Auth tokens may be optional. They are defined here: docs/src/catalyst-standards/permissionless-auth/auth-header.md and docs/src/catalyst-standards/permissionless-auth/auth-token.cddl

IF a token is present, look up the chain root in the index DB for the current latest Role 0 Key present in the auth token.

An example of it being used by the API is here: catalyst-gateway/bin/src/service/api/cardano/cip36/endpoint.rs: 18:

_auth: NoneOrRBAC,

Each RBAC KeyChain is identified by a Chain Root. However, it is not a natural source of information for the front end.
The front end only knows the keys it is using.

The permissionless auth token includes a 16 byte hash of the Role 0 certificate, used to sign the token.
This is known as the KID.

The Service indexes the Role0 KeyID (16 byte hash) against the Chain root, in the chain_root_for_role0_key. See: catalyst-gateway/bin/src/db/index/schema/cql/chain_root_for_role0_key.cql for schema. AND catalyst-gateway/bin/src/db/index/queries/cql/get_role0_key_chain_root.cql for the query to get the data for it.
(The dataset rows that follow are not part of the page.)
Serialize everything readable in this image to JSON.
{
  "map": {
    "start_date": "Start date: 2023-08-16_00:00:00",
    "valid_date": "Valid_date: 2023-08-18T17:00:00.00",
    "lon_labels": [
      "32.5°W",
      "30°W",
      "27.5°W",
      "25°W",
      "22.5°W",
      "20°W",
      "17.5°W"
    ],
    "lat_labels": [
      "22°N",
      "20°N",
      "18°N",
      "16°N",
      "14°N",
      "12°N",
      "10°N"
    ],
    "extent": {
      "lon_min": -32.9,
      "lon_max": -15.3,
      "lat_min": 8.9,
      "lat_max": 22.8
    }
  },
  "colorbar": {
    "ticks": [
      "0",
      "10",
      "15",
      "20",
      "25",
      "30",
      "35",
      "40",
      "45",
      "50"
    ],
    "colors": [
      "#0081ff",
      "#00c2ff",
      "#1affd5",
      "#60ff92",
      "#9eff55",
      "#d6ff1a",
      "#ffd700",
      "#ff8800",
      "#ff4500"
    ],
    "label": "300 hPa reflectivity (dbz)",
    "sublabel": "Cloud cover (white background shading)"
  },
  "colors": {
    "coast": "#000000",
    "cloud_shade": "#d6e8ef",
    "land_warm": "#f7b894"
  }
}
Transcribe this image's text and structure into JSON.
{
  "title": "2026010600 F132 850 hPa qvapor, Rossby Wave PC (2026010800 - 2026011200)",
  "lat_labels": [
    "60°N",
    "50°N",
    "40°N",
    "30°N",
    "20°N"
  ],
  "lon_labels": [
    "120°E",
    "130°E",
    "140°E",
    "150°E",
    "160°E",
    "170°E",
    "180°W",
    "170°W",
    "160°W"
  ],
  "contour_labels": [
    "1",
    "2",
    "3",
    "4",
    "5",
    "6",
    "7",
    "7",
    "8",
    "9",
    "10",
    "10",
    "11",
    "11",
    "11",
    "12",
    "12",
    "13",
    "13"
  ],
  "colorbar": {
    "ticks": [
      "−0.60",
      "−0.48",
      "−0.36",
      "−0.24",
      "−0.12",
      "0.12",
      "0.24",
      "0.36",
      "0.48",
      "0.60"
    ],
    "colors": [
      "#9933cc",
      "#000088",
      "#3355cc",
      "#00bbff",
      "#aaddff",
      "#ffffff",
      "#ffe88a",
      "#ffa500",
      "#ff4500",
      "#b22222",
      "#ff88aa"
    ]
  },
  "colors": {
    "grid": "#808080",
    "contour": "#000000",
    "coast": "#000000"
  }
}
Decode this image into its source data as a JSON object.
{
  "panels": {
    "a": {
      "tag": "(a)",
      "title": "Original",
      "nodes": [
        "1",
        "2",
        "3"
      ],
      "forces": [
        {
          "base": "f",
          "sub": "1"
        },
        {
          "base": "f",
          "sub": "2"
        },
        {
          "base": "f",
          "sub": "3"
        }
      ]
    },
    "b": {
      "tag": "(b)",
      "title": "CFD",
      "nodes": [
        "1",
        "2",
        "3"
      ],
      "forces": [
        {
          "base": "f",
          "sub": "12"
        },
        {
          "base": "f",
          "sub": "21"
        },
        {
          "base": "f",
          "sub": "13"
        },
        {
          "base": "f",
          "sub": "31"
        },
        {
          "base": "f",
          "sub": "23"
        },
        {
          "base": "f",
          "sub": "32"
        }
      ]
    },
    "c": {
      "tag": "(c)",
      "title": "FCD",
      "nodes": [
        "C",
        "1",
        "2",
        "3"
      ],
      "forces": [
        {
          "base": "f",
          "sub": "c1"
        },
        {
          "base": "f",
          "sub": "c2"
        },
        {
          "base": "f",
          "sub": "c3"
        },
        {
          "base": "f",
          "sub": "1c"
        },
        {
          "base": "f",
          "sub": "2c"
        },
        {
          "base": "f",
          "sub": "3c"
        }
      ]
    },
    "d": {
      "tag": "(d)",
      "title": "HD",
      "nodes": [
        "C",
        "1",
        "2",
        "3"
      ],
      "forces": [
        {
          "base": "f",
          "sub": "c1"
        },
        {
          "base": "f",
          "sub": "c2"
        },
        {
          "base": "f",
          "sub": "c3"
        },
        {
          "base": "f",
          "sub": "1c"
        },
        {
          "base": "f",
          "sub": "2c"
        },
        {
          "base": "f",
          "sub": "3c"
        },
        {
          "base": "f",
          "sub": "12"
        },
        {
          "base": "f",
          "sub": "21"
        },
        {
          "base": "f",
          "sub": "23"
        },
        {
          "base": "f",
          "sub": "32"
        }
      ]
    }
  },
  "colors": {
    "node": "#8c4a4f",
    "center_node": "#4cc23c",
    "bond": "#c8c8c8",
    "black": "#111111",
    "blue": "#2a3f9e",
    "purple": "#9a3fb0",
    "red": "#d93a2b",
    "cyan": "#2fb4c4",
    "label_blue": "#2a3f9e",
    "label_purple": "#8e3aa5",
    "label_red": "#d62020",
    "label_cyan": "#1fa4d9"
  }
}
Using this table, and the KID, this task is to:

1. Look up the chain root for the KID. If it is not present, then return 403. (We don't know who they are).
2. Check if it is the LATEST KID for the chain root. If it is not, return 401. (We know who they are, but they used the wrong credential).
3. Get the cert for the KID, and then validate the token is correct.

See: catalyst-gateway/bin/src/service/common/auth/rbac/scheme.rs:136 for where this code needs to be inserted.
There should be a function here which does the above logic.